Now that I'm part of a larger organization, 95% of my workweek is
spent doing what I’m best at: growing the firm
February 18, 2020 By Scott Hanson
You’ve
no doubt seen the rapid-fire reports of the M&A frenzy in the advisory sector. If
you haven’t considered a transaction, I’d like to explain why you should.
My
partner and I started our RIA more than 25 years ago. We’d built a team of
about 60 associates and we were growing. However, we found we had some
challenges: First, the investments that we were making in infrastructure were
limited to the cash the business was able to generate, and, second, because we
were so focused on cash flow, we never felt comfortable investing all of the
profits back into the firm.
After
meeting with a handful of entities, two years ago we sold a majority stake in
our company to a private equity firm.
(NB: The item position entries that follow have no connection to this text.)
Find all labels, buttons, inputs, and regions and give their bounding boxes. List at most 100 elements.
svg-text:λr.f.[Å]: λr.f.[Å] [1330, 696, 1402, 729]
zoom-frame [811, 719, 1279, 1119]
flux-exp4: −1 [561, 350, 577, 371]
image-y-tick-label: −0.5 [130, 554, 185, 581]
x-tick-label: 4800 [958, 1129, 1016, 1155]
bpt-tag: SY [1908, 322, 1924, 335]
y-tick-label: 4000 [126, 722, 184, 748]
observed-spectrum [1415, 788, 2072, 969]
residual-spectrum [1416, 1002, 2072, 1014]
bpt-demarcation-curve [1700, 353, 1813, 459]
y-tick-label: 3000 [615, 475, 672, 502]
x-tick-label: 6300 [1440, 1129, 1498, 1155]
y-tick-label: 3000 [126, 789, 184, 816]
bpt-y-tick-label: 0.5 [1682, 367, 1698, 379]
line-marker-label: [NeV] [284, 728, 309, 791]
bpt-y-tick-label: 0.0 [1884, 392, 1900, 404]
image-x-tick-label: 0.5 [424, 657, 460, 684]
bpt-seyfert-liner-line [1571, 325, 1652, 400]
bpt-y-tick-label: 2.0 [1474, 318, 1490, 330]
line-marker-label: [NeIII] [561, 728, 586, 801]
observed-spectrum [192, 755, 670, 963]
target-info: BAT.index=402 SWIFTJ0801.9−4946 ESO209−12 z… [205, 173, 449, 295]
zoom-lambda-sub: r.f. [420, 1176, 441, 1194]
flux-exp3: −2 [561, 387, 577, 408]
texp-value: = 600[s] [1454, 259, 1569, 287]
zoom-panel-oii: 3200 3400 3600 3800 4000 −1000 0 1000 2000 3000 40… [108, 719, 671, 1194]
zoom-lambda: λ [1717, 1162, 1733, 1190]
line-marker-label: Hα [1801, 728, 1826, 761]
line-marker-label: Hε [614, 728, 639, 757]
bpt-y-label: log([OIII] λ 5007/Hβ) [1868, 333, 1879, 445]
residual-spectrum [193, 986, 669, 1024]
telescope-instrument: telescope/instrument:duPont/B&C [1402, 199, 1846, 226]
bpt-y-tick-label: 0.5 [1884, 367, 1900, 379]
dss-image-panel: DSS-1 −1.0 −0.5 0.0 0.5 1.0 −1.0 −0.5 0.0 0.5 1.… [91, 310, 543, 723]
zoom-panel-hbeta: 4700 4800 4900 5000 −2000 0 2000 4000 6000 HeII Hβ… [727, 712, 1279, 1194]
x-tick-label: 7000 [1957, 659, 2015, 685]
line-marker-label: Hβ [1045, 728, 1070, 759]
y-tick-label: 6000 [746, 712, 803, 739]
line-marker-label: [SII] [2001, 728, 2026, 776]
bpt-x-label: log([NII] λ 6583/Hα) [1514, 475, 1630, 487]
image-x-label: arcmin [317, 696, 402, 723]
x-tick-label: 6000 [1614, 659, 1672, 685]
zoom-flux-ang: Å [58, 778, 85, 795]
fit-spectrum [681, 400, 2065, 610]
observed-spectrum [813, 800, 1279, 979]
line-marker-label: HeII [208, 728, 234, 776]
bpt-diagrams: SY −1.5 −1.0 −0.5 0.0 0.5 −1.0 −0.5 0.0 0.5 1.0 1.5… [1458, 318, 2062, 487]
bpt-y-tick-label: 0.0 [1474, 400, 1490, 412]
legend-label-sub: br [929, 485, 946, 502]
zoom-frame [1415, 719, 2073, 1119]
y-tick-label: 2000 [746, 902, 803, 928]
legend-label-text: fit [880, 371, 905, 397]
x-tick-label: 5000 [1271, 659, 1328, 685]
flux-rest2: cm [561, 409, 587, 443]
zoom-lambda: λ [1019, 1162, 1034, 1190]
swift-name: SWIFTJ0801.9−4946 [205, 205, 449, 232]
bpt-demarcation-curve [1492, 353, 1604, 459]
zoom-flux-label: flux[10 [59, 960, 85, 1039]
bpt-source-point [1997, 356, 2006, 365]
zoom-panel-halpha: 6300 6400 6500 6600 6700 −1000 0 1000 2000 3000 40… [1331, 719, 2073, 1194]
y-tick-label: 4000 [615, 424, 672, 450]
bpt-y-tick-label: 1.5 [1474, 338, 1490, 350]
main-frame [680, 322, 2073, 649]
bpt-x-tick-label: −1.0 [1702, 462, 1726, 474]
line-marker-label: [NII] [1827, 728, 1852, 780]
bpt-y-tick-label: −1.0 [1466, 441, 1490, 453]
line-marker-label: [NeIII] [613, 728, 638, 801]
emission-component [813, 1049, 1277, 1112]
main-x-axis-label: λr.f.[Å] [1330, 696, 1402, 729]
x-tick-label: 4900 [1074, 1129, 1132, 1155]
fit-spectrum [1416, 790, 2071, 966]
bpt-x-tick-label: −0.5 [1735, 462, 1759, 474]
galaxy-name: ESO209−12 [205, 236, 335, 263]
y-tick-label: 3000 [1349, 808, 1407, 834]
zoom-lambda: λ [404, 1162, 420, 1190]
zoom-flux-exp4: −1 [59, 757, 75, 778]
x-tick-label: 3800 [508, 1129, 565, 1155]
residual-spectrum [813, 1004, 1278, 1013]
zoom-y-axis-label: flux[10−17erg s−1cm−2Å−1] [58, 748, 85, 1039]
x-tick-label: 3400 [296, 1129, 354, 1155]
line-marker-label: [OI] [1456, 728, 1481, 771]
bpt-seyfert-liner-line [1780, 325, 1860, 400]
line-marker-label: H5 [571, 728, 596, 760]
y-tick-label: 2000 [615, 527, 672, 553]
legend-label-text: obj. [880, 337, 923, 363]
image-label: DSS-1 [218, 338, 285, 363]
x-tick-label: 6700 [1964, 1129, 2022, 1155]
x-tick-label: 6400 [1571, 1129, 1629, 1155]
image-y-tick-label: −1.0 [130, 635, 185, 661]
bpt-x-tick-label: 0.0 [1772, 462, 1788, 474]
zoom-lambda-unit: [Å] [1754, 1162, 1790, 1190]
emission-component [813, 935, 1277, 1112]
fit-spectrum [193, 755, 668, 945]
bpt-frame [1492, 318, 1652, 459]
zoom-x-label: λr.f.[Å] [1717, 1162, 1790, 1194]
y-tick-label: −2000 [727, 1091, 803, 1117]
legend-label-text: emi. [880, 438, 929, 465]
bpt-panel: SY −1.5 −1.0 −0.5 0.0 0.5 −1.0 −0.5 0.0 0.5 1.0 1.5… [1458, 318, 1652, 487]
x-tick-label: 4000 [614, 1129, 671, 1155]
Here are just three of the reasons why it
was one of the best decisions we’ve ever made.
First,
for most principals, the first few years in business are about survival. After
survival, it becomes about generating enough profit to take care of the family.
As the
years went by and our business grew, our cash flow improved, but having
personally grown up in modest circumstances, the poverty mindset never left me.
Intellectually, I knew that I could afford to take bigger risks and invest more
in the business, but the nagging fear that the survival of the firm was in
question never left me.
Once I
sold a majority stake, much in the same way I would advise a client, I took
enough “chips off the table” so that I was adequately diversified. However, and
this is key, I still have enough equity that I’m highly motivated to continue
to grow the business.
Frankly,
I’m now able to make rational investment decisions as they relate to the
business without worrying about how my family will be impacted if something
doesn’t go as planned. And that means that professionally, I’ve never been
more at ease.
The
second aspect of selling has to do with freedom. Over the years, I’ve become
pretty good at delegating and focusing on the things that
bring me joy, but there were always going to be operational tasks that I didn’t
like doing.
Today,
95% of my workweek is spent doing what I’m best at: growing the firm. Now that
I’m part of a larger organization, I no longer worry about payroll, taxes, rent
or insurance. I’m much more energized than I’ve been, and more focused, and
these things benefit both the business and me.
Third,
and finally, comes valuations. We completed our transaction when valuations
were high. Since that time, multiples have expanded even more dramatically.
When it
comes to valuations, I don’t know where things will go from here, but we are
probably closer to the top than we are the bottom.
Over
the past two years, we’ve acquired stakes in seven firms. In speaking
with those advisers, and with advisers who have sold to other firms, all feel
the same way that I do. Simply, if you’re a principal, now is very good time to
find out what are your options.
Scott
Hanson is co-founder of Allworth Financial, formerly
Hanson McClain Advisors, a fee-based RIA with $8 billion in AUM.